Nas eleições de 2022 à Câmara, alguns potenciais puxadores de voto são o cantor Belo (PL), novamente o deputado Eduardo Bolsonaro (PL) e o ex-procurador da República Deltan Dallagnol (Podemos), além dos ex-candidatos à Presidência da República Marina Silva (Rede) e Guilherme Boulos (PSOL).

Claudia Bressan explica que, de maneira geral, como os candidatos a deputado e partidos ou federações são dependentes uns dos outros para terem direito a cadeiras na Câmara – e os pré-requisitos se tornaram mais rígidos para este ano –, é mais importante do que nunca ter candidatos fortes.

Pelo fato de os puxadores poderem beneficiar candidatos não tão votados de um mesmo partido ou federação, ela considera que o modelo proporcional dá oportunidade a políticos menos conhecidos.

Cláusula de barreira

Outro ponto importante considerado pelas legendas é a cláusula de barreira.
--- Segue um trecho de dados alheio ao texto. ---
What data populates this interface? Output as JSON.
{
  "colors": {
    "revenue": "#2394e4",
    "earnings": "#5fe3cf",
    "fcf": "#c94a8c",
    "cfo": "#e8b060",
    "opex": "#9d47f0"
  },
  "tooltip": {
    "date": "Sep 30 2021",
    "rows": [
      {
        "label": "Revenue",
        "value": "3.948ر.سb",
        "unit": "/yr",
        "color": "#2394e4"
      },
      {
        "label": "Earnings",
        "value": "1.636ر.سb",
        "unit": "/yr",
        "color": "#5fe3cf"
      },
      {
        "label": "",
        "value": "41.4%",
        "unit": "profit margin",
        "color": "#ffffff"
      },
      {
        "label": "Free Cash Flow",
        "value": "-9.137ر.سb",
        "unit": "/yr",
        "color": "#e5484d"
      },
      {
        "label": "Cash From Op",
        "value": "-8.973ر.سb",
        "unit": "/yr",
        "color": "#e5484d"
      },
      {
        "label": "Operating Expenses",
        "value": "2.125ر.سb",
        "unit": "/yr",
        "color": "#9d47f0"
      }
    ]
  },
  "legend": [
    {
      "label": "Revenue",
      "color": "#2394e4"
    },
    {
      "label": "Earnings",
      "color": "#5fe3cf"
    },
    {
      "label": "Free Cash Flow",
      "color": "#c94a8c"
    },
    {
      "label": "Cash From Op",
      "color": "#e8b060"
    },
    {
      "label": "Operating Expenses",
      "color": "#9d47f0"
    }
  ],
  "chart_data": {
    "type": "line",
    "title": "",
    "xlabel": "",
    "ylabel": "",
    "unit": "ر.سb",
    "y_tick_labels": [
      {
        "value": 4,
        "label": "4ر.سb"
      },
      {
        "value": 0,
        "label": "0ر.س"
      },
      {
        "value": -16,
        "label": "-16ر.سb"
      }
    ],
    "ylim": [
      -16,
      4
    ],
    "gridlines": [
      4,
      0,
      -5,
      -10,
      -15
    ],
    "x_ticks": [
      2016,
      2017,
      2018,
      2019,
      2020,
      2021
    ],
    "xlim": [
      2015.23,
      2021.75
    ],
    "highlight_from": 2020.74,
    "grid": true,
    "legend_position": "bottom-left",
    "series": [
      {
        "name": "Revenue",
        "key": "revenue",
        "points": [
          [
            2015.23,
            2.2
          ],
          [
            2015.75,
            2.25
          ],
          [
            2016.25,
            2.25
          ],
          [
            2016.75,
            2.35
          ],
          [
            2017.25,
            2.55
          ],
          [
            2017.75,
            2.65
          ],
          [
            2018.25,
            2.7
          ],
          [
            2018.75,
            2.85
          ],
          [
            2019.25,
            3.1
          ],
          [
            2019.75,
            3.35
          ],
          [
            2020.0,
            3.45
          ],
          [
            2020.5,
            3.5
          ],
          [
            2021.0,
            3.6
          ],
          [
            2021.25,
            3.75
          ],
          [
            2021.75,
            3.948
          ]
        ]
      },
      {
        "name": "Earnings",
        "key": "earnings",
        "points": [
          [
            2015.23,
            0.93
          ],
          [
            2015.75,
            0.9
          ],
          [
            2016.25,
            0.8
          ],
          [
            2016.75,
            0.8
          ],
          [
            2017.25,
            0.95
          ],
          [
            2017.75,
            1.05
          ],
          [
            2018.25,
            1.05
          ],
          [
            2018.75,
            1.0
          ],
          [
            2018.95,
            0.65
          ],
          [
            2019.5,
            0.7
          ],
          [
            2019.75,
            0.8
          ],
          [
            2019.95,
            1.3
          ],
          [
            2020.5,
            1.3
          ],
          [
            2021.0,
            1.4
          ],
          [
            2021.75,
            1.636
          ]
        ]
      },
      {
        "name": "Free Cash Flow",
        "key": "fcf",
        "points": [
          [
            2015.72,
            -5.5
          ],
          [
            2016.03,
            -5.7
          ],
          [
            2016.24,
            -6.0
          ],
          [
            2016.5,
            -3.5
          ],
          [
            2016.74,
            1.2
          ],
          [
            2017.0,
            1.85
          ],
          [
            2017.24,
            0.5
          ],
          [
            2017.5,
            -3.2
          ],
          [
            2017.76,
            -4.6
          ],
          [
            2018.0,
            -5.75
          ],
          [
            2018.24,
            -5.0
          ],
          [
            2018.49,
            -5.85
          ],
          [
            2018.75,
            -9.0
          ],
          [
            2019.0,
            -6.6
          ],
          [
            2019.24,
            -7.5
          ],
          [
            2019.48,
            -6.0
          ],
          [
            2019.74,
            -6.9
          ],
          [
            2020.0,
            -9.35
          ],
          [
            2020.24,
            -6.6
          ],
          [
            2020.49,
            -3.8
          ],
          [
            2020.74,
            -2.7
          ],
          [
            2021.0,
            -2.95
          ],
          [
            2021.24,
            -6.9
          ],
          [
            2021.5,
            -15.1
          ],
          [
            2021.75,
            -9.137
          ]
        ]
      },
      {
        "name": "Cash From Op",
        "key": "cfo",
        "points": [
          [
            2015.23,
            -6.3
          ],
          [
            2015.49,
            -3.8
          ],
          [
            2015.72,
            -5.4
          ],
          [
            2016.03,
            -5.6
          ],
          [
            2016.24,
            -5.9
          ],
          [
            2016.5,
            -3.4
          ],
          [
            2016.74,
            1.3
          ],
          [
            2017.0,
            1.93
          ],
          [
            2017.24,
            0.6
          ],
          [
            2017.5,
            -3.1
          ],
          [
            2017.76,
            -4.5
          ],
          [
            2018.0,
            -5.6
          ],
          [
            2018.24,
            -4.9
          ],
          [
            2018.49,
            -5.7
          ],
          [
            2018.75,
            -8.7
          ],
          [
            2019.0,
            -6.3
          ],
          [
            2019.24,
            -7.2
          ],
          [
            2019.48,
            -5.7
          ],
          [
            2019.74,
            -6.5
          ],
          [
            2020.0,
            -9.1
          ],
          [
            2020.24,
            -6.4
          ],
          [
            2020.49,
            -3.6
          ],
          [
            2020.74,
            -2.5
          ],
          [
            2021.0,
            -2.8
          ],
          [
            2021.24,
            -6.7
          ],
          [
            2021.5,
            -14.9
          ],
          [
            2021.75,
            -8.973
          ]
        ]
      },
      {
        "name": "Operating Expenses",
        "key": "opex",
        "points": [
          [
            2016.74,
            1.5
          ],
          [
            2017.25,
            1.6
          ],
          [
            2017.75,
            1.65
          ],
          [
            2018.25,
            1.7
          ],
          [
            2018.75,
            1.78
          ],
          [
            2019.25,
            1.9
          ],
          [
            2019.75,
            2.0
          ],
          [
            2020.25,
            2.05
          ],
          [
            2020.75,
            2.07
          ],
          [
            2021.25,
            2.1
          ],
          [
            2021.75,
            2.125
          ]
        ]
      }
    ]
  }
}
A depender do desempenho mínimo de cada partido ou federação nas eleições, a regra condiciona o acesso aos recursos do Fundo Partidário e à propaganda gratuita no rádio e na televisão.

No pleito deste ano à Câmara dos Deputados, para garantir esses acessos, as siglas devem alcançar pelo menos 2% dos votos válidos, distribuídos em pelo menos nove unidades da Federação, com um mínimo de 1% dos votos válidos em cada uma delas; ou eleger pelo menos 11 deputados distribuídos em pelo menos nove unidades da Federação.

Os limites da nota de corte são superiores aos aplicados nas eleições de 2018 e vão crescer de forma gradativa até 2030.

Formação de federações

A partir das eleições de 2022, partidos com afinidade ideológica poderão se unir em federações, de abrangência nacional. Para os cálculos da distribuição de vagas na Câmara a partir dos votos obtidos, a federação será tratada como um único partido. 

Por isso, as federações são vistas como uma espécie de tábua de salvação para partidos menores que, sozinhos, perigam não alcançar os índices exigidos pela cláusula de barreira ou para a obtenção de cadeiras na Câmara.

O Cidadania anunciou que se juntará ao PSDB para formar uma federação. O PSOL e a Rede também devem embarcar no modelo.

As federações passaram a ser previstas na reforma eleitoral do ano passado e consistem na união de dois ou mais partidos que devem permanecer aliados ao longo do mandato conquistado. Na prática, os parlamentares integrantes de uma federação deverão atuar como uma bancada única. A formação de federações vale tanto para o sistema proporcional quanto para o majoritário e se aplica em todos os estados.

As coligações – em geral, uniões efêmeras de cunho mais estadual visando apenas as eleições – estão proibidas para o sistema proporcional. A iniciativa continua valendo para o sistema majoritário.

Voto de legenda

O chamado voto de legenda é possível apenas nas eleições do sistema proporcional. Neste caso, o eleitor digita só os dois números relativos ao partido de preferência, sem votar em um candidato específico.

Por meio da medida, o eleitor pode ajudar sua sigla preferida a alcançar o quociente partidário. Isso porque, a depender dos votos, aumentará a quantidade de cadeiras obtidas pela legenda na Câmara, que serão ocupadas por seus candidatos mais votados, resguardadas as regras já mencionadas.